11. Maintenance of order in Distressed areas: Here emergency assistance can be asked for in the distressed areas as there could be lawless elements wanting to steal or loot off the helpless and effected population.
12. Emergency repair of Indispensable public utilities: Some public utilities like water, electricity or sewage disposal may be damaged and would demand emergency measures in repair and restoration, and also further preservation.
13. Emergency Disposal of The Dead.
The state can appoint any civilian or personnel to carry out civil Defence task under its control in the CD organisation. This is provided in Protocol 1. Very importantly, members of the armed forces and military units may also carry out CD task. They are protected if they are permanently and exclusively assigned to this task and are wearing a proper indicative sign of Civil Defence. All personnel involved in Civil Defence work , must be protected. These personnel will carry out their duties until it is a military necessity which requires the process of the task to be curtailed .
As the CD personnel are allowed to carry weapons for self defence and protection of their equipment, these persons can be disarmed for security reasons by powers in control of the territory. Further it should be noted that CD task can be carried out under the direction and control of military authorities, or it is legal for some military personnel to be attached to CD organisations.

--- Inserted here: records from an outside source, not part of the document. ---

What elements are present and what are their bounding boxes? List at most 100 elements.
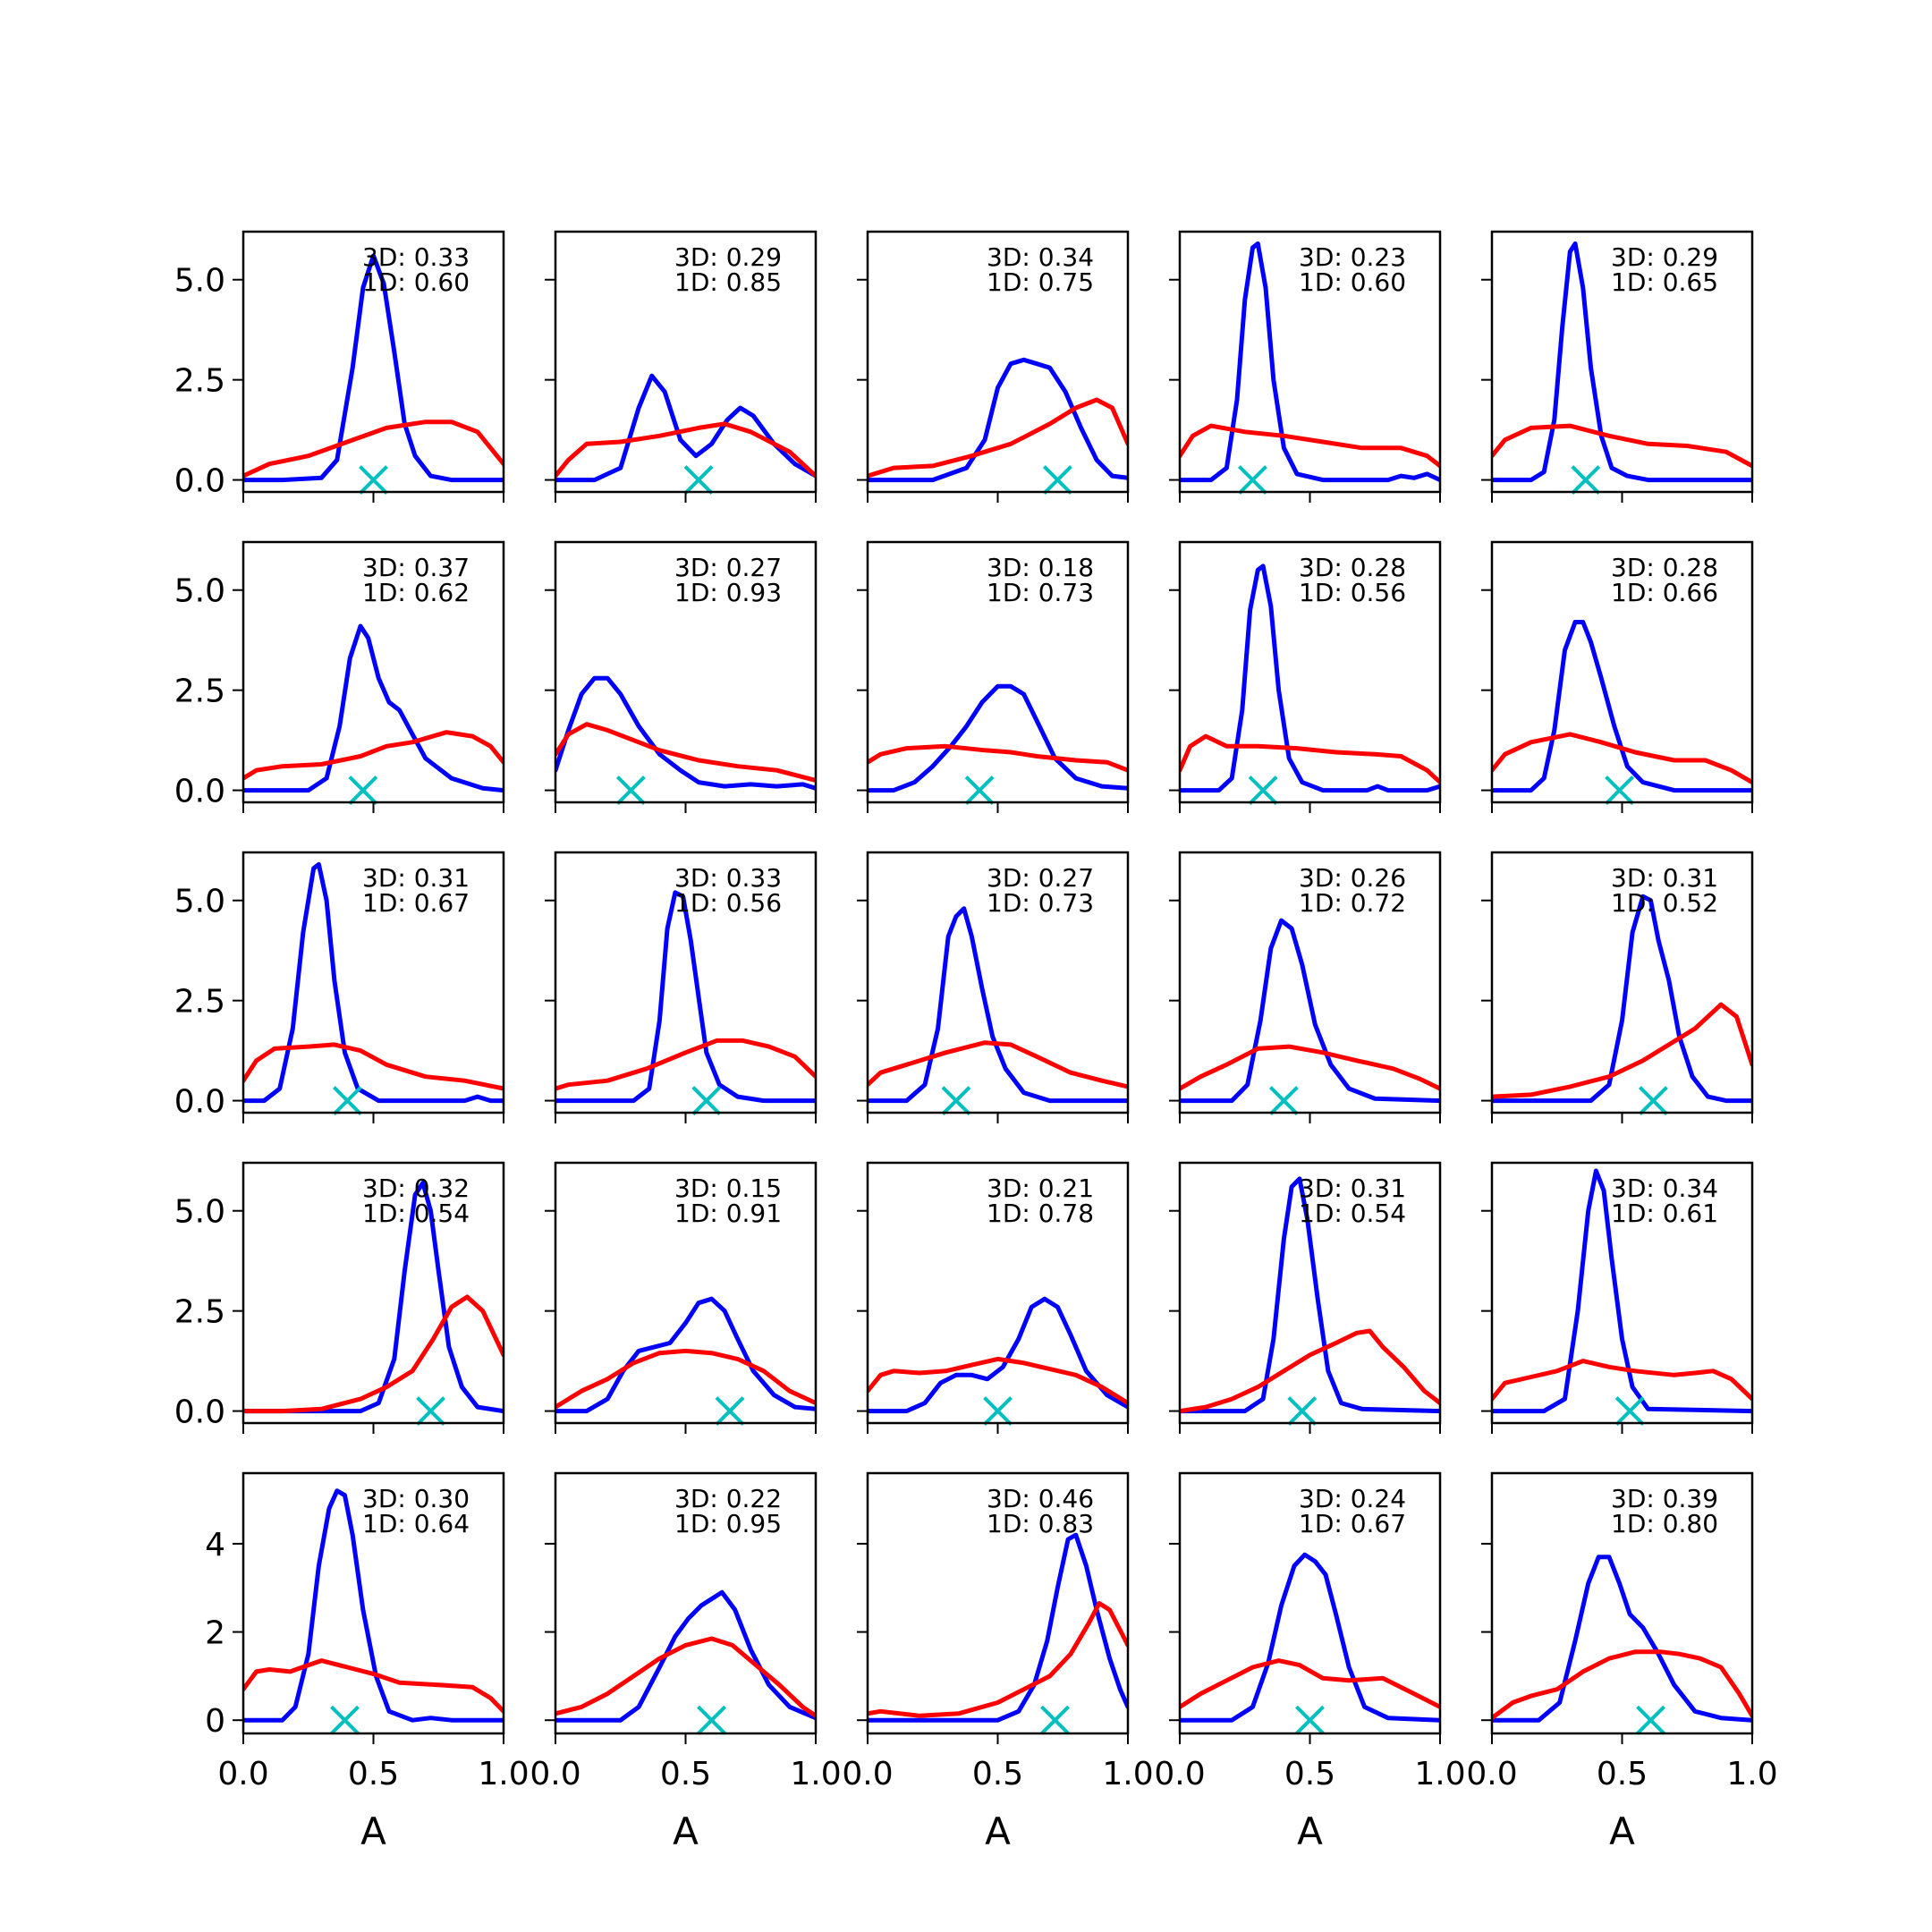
red-density-line — [868, 1040, 1128, 1089]
annotation-3d: 3D: 0.33 — [674, 863, 782, 893]
annotation-1d: 1D: 0.78 — [987, 1199, 1094, 1228]
x-marker — [416, 1396, 445, 1426]
y-tick-label: 0.0 — [174, 1394, 225, 1431]
blue-density-line — [1492, 241, 1752, 483]
annotation-3d: 3D: 0.39 — [1611, 1484, 1718, 1513]
red-density-line — [243, 730, 504, 781]
blue-density-line — [1180, 918, 1440, 1104]
x-marker — [1287, 1396, 1318, 1426]
annotation-1d: 1D: 0.95 — [674, 1509, 782, 1538]
annotation-1d: 1D: 0.66 — [1611, 578, 1718, 607]
annotation-1d: 1D: 0.93 — [674, 578, 782, 607]
x-marker — [683, 465, 714, 495]
annotation-1d: 1D: 0.61 — [1611, 1199, 1718, 1228]
red-density-line — [868, 1356, 1128, 1406]
x-tick-label: 1.0 — [478, 1756, 529, 1792]
x-marker — [715, 1396, 745, 1426]
x-marker — [941, 1086, 971, 1115]
blue-density-line — [243, 253, 504, 483]
red-density-line — [1492, 1649, 1752, 1721]
x-tick-label: 1.0 — [1414, 1756, 1465, 1792]
y-tick-label: 4 — [205, 1527, 225, 1563]
blue-density-line — [1180, 564, 1440, 793]
blue-density-line — [1492, 1168, 1752, 1414]
x-axis-label: A — [673, 1809, 699, 1853]
red-density-line — [1180, 423, 1440, 469]
x-tick-label: 0.5 — [1597, 1756, 1648, 1792]
x-tick-label: 1.0 — [1102, 1756, 1153, 1792]
annotation-1d: 1D: 0.52 — [1611, 888, 1718, 918]
y-tick-label: 5.0 — [174, 1194, 225, 1231]
x-marker — [1639, 1086, 1668, 1115]
annotation-3d: 3D: 0.27 — [987, 863, 1094, 893]
y-tick-label: 0.0 — [174, 1084, 225, 1121]
red-density-line — [1492, 423, 1752, 469]
red-density-line — [555, 722, 816, 783]
x-marker — [1636, 1705, 1665, 1735]
annotation-1d: 1D: 0.91 — [674, 1199, 782, 1228]
annotation-1d: 1D: 0.64 — [362, 1509, 470, 1538]
red-density-line — [1492, 732, 1752, 785]
annotation-3d: 3D: 0.26 — [1299, 863, 1406, 893]
annotation-1d: 1D: 0.65 — [1611, 267, 1718, 297]
red-density-line — [1180, 1328, 1440, 1414]
blue-density-line — [868, 906, 1128, 1104]
blue-density-line — [868, 683, 1128, 793]
red-density-line — [1492, 1002, 1752, 1099]
x-axis-label: A — [985, 1809, 1011, 1853]
annotation-1d: 1D: 0.62 — [362, 578, 470, 607]
x-marker — [332, 1086, 362, 1115]
annotation-3d: 3D: 0.34 — [1611, 1174, 1718, 1203]
annotation-1d: 1D: 0.85 — [674, 267, 782, 297]
x-tick-label: 0.0 — [1466, 1756, 1517, 1792]
blue-density-line — [555, 675, 816, 791]
x-tick-label: 1.0 — [1726, 1756, 1777, 1792]
x-marker — [1571, 465, 1601, 495]
annotation-3d: 3D: 0.22 — [674, 1484, 782, 1513]
x-marker — [691, 1086, 722, 1115]
red-density-line — [243, 1294, 504, 1414]
red-density-line — [243, 419, 504, 479]
annotation-1d: 1D: 0.54 — [1299, 1199, 1406, 1228]
y-tick-label: 5.0 — [174, 263, 225, 300]
x-axis-label: A — [1297, 1809, 1323, 1853]
annotation-3d: 3D: 0.28 — [1611, 553, 1718, 582]
y-tick-label: 2.5 — [174, 674, 225, 710]
blue-density-line — [1180, 241, 1440, 483]
annotation-1d: 1D: 0.73 — [987, 888, 1094, 918]
annotation-3d: 3D: 0.28 — [1299, 553, 1406, 582]
red-density-line — [555, 421, 816, 479]
annotation-3d: 3D: 0.27 — [674, 553, 782, 582]
blue-density-line — [243, 1180, 504, 1414]
x-tick-label: 0.5 — [348, 1756, 399, 1792]
annotation-3d: 3D: 0.31 — [1611, 863, 1718, 893]
x-marker — [615, 775, 646, 805]
annotation-1d: 1D: 0.67 — [1299, 1509, 1406, 1538]
y-tick-label: 0.0 — [174, 774, 225, 810]
x-marker — [964, 775, 995, 805]
x-tick-label: 1.0 — [790, 1756, 841, 1792]
annotation-1d: 1D: 0.60 — [362, 267, 470, 297]
blue-density-line — [868, 1532, 1128, 1723]
y-tick-label: 0 — [205, 1703, 225, 1740]
y-tick-label: 2.5 — [174, 363, 225, 400]
annotation-3d: 3D: 0.46 — [987, 1484, 1094, 1513]
x-marker — [359, 465, 388, 495]
annotation-1d: 1D: 0.72 — [1299, 888, 1406, 918]
annotation-1d: 1D: 0.67 — [362, 888, 470, 918]
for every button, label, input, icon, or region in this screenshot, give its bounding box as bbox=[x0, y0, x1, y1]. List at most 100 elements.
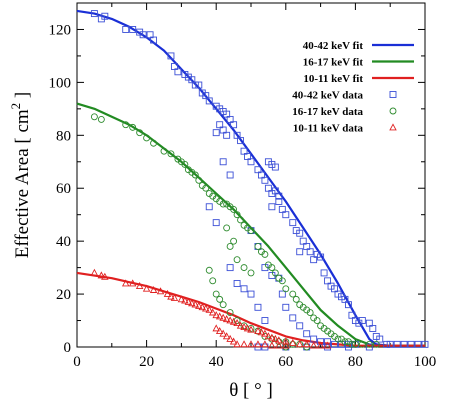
data-point bbox=[181, 296, 189, 304]
data-point bbox=[212, 290, 220, 298]
data-point bbox=[407, 340, 415, 348]
data-point bbox=[341, 295, 349, 303]
data-point bbox=[278, 290, 286, 298]
data-point bbox=[236, 321, 245, 329]
data-point bbox=[230, 121, 238, 129]
data-point bbox=[237, 216, 245, 224]
data-point bbox=[247, 158, 255, 166]
data-point bbox=[316, 341, 325, 349]
data-point bbox=[219, 200, 227, 208]
data-point bbox=[237, 137, 245, 145]
legend-label: 40-42 keV data bbox=[292, 90, 363, 102]
data-point bbox=[195, 301, 203, 309]
y-tick-label: 60 bbox=[56, 181, 71, 197]
y-tick-label: 80 bbox=[56, 128, 71, 144]
data-point bbox=[303, 242, 311, 250]
data-point bbox=[261, 176, 269, 184]
data-point bbox=[226, 171, 234, 179]
data-point bbox=[198, 303, 207, 311]
data-point bbox=[257, 328, 266, 336]
data-point bbox=[344, 301, 352, 309]
y-tick-label: 20 bbox=[56, 287, 71, 303]
data-point bbox=[351, 340, 359, 348]
data-point bbox=[372, 340, 380, 348]
data-point bbox=[254, 326, 262, 334]
data-point bbox=[289, 314, 297, 322]
data-point bbox=[268, 190, 276, 197]
data-point bbox=[233, 317, 241, 324]
data-point bbox=[97, 271, 106, 279]
data-point bbox=[208, 308, 217, 316]
x-tick-label: 20 bbox=[139, 354, 154, 370]
data-point bbox=[254, 303, 262, 311]
data-point bbox=[282, 211, 290, 219]
data-point bbox=[191, 300, 200, 308]
data-point bbox=[142, 284, 151, 292]
data-point bbox=[226, 309, 234, 317]
series-1-points bbox=[90, 113, 380, 351]
data-point bbox=[219, 301, 227, 309]
data-point bbox=[219, 329, 227, 337]
data-point bbox=[240, 147, 248, 155]
data-point bbox=[174, 68, 182, 76]
data-point bbox=[223, 224, 231, 232]
data-point bbox=[386, 340, 394, 348]
data-point bbox=[365, 319, 373, 327]
legend-label: 10-11 keV fit bbox=[303, 73, 363, 85]
data-point bbox=[334, 335, 342, 343]
data-point bbox=[383, 340, 391, 348]
data-point bbox=[167, 150, 175, 158]
data-point bbox=[121, 279, 130, 287]
data-point bbox=[324, 343, 332, 351]
data-point bbox=[317, 338, 325, 346]
data-point bbox=[139, 31, 147, 39]
data-point bbox=[268, 341, 276, 349]
data-point bbox=[278, 277, 286, 285]
data-point bbox=[195, 176, 203, 184]
data-point bbox=[268, 203, 276, 211]
data-point bbox=[216, 121, 224, 129]
y-axis-label-superscript: 2 bbox=[8, 103, 23, 110]
data-point bbox=[348, 311, 356, 319]
legend-label: 16-17 keV fit bbox=[303, 57, 364, 69]
data-point bbox=[247, 325, 255, 332]
axis-ticks bbox=[76, 2, 426, 348]
data-point bbox=[268, 264, 276, 272]
data-point bbox=[143, 134, 151, 142]
data-point bbox=[223, 110, 231, 118]
data-point bbox=[240, 285, 248, 293]
fit-curve-2 bbox=[76, 271, 425, 347]
fit-curve-0 bbox=[76, 9, 425, 347]
data-point bbox=[289, 338, 297, 346]
data-point bbox=[289, 340, 297, 348]
plot-frame bbox=[76, 2, 426, 348]
data-point bbox=[219, 313, 227, 321]
x-tick-label: 0 bbox=[73, 354, 81, 370]
data-point bbox=[261, 340, 269, 348]
y-axis-label: Effective Area [ cm2 ] bbox=[8, 92, 33, 259]
data-point bbox=[202, 304, 210, 312]
data-point bbox=[212, 324, 220, 332]
data-point bbox=[128, 279, 137, 287]
data-point bbox=[247, 227, 255, 235]
data-point bbox=[264, 332, 273, 340]
legend-label: 40-42 keV fit bbox=[303, 40, 364, 52]
data-point bbox=[205, 97, 213, 105]
data-point bbox=[226, 242, 234, 250]
data-point bbox=[212, 311, 220, 319]
data-point bbox=[163, 289, 172, 297]
data-point bbox=[101, 12, 109, 20]
fit-curve-1 bbox=[76, 102, 425, 347]
data-point bbox=[170, 63, 178, 70]
data-point bbox=[195, 81, 203, 89]
data-point bbox=[229, 317, 238, 325]
y-tick-label: 100 bbox=[49, 75, 72, 91]
data-point bbox=[101, 272, 109, 280]
data-point bbox=[324, 277, 332, 285]
data-point bbox=[230, 205, 238, 213]
legend-marker-swatch bbox=[389, 107, 397, 115]
data-point bbox=[240, 340, 248, 348]
data-point bbox=[306, 309, 314, 317]
data-point bbox=[400, 340, 408, 348]
data-point bbox=[257, 171, 265, 179]
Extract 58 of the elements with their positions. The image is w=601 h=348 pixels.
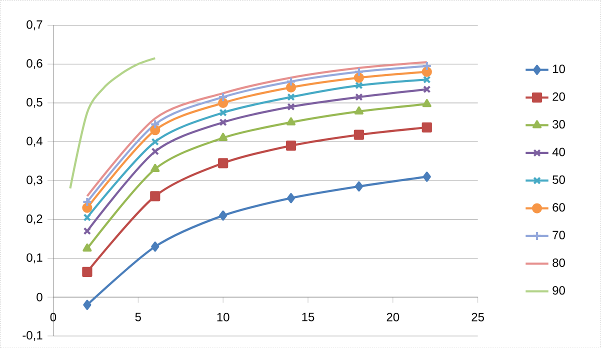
point [218,132,228,141]
point [422,66,432,77]
x-tick-label: 0 [50,312,56,322]
x-tick-label: 20 [386,312,400,322]
y-tick-label: 0 [36,292,42,302]
point [354,181,364,192]
point [150,164,160,172]
point [151,147,160,156]
x-tick-label: 10 [217,312,230,322]
x-tick-label: 15 [302,312,314,322]
point [354,130,364,140]
x-tick-label: 25 [472,312,484,322]
point [354,66,364,77]
point [286,82,296,92]
point [150,119,160,130]
point [354,106,364,114]
point [422,172,431,182]
point [151,138,160,146]
point [218,92,228,102]
legend-label: 30 [552,120,565,128]
point [83,300,92,310]
legend-label: 70 [552,230,565,240]
point [287,102,295,111]
legend-label: 60 [552,202,565,212]
point [82,243,92,252]
line-series [69,57,156,190]
point [151,241,160,252]
legend-label: 50 [552,175,565,184]
y-tick-label: -0,1 [22,330,42,341]
y-tick-label: 0,7 [26,20,42,30]
y-tick-label: 0,2 [26,214,42,224]
point [355,93,363,101]
y-tick-label: 0,5 [26,98,42,108]
point [219,118,227,126]
y-tick-label: 0,4 [26,136,42,147]
y-tick-label: 0,6 [26,59,42,69]
point [286,192,296,204]
point [150,190,160,202]
legend-label: 10 [553,64,565,74]
point [219,210,228,221]
legend-label: 40 [552,148,565,156]
y-tick-label: 0,3 [26,176,42,186]
point [286,117,296,126]
legend-label: 90 [552,286,565,295]
point [286,140,296,151]
y-tick-label: 0,1 [26,253,42,264]
point [82,266,92,277]
point [218,98,228,108]
x-tick-label: 5 [135,312,141,322]
point [355,81,363,90]
point [422,122,432,132]
point [219,108,227,116]
point [218,158,228,168]
point [286,76,296,87]
legend-label: 80 [552,258,565,267]
point [422,98,432,108]
point [287,93,295,101]
legend-label: 20 [552,92,565,101]
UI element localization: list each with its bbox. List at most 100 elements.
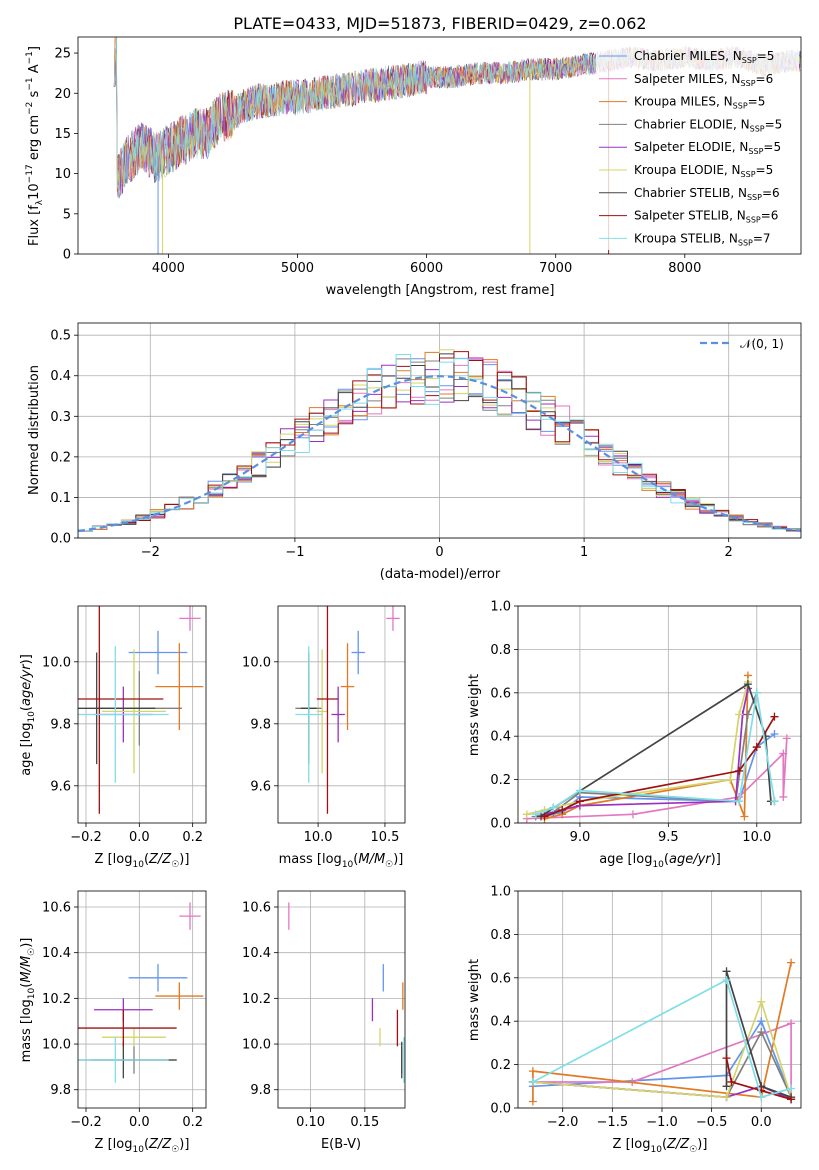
data-point-marker (722, 975, 731, 984)
legend-label: Chabrier ELODIE, NSSP=5 (634, 117, 782, 133)
x-tick-label: 0.2 (182, 1115, 203, 1130)
x-axis-label: Z [log10​(Z/Z☉​)] (613, 1137, 708, 1155)
x-axis-label: Z [log10​(Z/Z☉​)] (95, 1137, 190, 1155)
plot-age_vs_Z (78, 606, 204, 814)
x-tick-label: −2.0 (547, 1115, 579, 1130)
y-tick-label: 1.0 (490, 885, 511, 900)
data-point-marker (787, 958, 796, 967)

Further to this the CD task may benefit military victims who are Hors De Combat .
It is imperative that the members of the Armed forces and units assigned to CD duties, must be respected and protected as per the (Art 67), with the following provisions.
They are permanently and exclusively assigned to the following listed Humanitarian Tasks .
1. The tasks are carried out in the territory of their state.
2. They are not involved in performing any military duties during the conflict .
3. They constantly display the International distinctive emblem of CD .
4. They are carrying only a light individual weapon for maintaining law and order tasks and for self Defence .
5. They do not take part in any type of hostility or do not commit any act harmful to the enemy. Failure to observe this would be considered a breach of protocol 1 , and may result in disciplinary or penal punishment .
The international distinctive sign of CD as per Protocol 1 consists of a Blue Equilateral Triangle on an orange background. This sign is to be used thus to identify the CD Location, Personnel and material, used for humanitarian tasks as per the Protocol. However, the parties to the conflict may agree amongst themselves to the use of separate signals and lights for identification of CD services. It is imperative that all states must enforce the rules of CD. The CD structure must be recognisable in war zone. The states must ensure that their armed forces respect the rules of CD.